I am feeling weird, and suddenly old and forgetful – I schedule my runs on my calendar so that I remember them. I contemplate doing that with F’s Friday brown bag lunches as well, since I’ve forgotten them twice now. She swears it’s three times, but she’s prone to exaggeration.
Each morning, while brushing the sleeping knots out of her hair, I’d dance around the topic of her hair, trying to give her a space to talk about it without clamming up or pushing back. She said the kids are always asking her now why she got “bangs”, and she doesn’t like that. She finally told me that she’d taken a pair of scissors to them in a moment of frustration. She was working on a project and her hair kept tumbling down across her eyes and so she thought chopping those stray hairs off would solve the problem. And it did, but of course we noticed. She hadn’t counted on that, so she wasn’t prepared.
After this confession, she started to cry, big gulping sobs, and buried her head into my chest. She cried like this for several minutes, and when her breathing started to return to normal, I broke out my most maternal-know-it-all voice and said “doesn’t it feel so good to finally tell the truth instead of hiding things away?”
She wiped her forearm across her face, and afterwards it had changed. Her eyes flashed angrily, defiantly, as she replied “Absolutely not.”

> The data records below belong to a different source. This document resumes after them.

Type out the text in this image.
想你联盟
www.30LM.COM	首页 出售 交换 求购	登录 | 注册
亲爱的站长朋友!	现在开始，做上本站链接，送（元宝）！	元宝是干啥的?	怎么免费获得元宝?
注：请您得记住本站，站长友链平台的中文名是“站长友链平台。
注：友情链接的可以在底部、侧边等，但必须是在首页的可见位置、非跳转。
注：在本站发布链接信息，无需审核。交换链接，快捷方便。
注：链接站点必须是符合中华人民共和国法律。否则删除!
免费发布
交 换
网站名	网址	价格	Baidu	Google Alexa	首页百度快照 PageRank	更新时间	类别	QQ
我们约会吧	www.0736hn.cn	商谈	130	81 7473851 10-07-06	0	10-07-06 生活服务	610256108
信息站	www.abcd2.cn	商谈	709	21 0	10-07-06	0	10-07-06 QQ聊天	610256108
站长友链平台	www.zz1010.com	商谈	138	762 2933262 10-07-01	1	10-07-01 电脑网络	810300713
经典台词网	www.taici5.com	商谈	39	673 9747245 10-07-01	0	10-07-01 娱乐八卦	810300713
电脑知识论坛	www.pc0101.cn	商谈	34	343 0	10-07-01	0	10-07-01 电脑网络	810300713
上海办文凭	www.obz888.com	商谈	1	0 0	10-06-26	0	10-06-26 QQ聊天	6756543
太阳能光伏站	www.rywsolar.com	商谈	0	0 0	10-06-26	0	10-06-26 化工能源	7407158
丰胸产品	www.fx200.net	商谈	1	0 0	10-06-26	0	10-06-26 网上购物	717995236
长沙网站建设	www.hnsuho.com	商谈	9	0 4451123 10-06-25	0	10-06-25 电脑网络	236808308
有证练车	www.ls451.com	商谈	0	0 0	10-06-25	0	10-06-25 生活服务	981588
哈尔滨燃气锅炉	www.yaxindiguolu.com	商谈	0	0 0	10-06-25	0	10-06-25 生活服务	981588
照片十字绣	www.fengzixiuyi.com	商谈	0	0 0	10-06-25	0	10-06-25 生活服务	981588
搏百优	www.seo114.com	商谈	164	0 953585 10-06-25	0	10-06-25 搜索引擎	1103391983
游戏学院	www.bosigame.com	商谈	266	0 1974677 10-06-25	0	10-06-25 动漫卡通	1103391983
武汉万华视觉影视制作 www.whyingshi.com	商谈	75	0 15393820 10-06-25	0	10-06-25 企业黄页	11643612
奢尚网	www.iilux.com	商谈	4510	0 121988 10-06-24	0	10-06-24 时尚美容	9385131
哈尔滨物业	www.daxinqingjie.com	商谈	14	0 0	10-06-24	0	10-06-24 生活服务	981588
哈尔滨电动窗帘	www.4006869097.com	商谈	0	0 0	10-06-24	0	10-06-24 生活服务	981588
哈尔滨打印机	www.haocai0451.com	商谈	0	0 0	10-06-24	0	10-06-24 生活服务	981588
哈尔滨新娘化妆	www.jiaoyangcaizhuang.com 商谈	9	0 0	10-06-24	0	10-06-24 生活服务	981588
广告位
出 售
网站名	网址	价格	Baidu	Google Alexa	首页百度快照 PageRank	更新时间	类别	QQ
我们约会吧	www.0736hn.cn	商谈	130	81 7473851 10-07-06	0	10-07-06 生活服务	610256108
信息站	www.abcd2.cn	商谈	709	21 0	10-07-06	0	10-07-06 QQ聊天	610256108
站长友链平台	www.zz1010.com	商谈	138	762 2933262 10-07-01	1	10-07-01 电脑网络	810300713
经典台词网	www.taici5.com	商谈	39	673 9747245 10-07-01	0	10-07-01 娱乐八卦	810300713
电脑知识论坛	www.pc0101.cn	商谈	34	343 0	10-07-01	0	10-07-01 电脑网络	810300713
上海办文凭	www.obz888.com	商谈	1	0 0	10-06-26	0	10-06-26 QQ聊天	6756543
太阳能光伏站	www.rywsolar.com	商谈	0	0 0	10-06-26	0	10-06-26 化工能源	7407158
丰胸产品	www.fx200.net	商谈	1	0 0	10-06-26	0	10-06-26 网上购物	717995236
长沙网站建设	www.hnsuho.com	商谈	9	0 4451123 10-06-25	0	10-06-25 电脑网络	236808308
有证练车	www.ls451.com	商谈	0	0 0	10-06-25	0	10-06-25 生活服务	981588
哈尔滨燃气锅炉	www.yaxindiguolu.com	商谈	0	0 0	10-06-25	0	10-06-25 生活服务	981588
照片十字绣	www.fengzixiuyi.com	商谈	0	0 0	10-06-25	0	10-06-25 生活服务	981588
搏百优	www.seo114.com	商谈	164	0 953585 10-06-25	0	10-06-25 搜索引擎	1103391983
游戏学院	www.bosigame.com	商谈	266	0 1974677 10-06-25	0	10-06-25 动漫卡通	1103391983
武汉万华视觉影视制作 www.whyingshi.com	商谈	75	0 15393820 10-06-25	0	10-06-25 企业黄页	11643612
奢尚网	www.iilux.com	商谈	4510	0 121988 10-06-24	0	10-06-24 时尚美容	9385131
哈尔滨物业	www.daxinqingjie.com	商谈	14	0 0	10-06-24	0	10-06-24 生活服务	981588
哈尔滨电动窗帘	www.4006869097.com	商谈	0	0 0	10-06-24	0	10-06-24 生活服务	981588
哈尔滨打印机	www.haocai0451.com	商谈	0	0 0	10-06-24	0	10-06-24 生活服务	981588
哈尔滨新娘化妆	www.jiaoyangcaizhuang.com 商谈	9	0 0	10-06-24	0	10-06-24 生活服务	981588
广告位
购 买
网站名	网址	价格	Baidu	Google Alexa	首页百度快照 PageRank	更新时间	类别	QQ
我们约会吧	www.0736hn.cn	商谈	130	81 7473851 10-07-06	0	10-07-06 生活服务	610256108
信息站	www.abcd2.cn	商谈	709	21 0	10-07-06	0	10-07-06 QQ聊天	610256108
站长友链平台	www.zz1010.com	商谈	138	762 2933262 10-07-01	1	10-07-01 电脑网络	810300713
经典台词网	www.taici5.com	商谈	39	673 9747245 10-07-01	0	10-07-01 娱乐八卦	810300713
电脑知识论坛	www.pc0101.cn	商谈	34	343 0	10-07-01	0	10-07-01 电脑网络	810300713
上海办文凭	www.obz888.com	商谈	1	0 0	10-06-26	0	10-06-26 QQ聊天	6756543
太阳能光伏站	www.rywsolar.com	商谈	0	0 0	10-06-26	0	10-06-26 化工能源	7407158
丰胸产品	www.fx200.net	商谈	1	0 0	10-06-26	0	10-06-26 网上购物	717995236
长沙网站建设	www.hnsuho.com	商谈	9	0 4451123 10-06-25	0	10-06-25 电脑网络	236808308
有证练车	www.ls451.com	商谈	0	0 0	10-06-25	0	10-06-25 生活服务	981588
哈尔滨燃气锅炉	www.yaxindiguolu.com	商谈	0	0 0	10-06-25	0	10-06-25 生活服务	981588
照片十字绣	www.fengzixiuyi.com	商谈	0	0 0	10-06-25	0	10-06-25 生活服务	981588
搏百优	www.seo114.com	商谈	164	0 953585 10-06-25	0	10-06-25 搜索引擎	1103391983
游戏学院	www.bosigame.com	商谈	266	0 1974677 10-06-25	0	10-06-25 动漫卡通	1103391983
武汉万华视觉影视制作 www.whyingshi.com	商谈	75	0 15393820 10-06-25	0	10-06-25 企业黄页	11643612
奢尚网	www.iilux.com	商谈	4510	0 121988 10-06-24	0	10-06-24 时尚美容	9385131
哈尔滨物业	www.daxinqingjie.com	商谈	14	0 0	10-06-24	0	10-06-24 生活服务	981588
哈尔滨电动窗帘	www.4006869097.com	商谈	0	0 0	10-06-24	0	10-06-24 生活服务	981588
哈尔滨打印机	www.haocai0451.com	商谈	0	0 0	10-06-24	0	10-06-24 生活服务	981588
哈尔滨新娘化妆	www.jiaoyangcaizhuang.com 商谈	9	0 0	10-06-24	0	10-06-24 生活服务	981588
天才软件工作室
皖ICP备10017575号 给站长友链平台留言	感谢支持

I can understand that. I do things in haste sometimes, hardly thinking beyond the moment, and then regret quickly sets in. I don’t particularly want to talk about it, be reminded of it, or dwell on it. There are a thousand things I don’t do well. Let me stumble through them until I nail something, and can lift my head again. Tilt my chin at just the right angle, release the tension in my jaw, ignore the tickle of baby fine hairs as they slowly grow back down my forehead.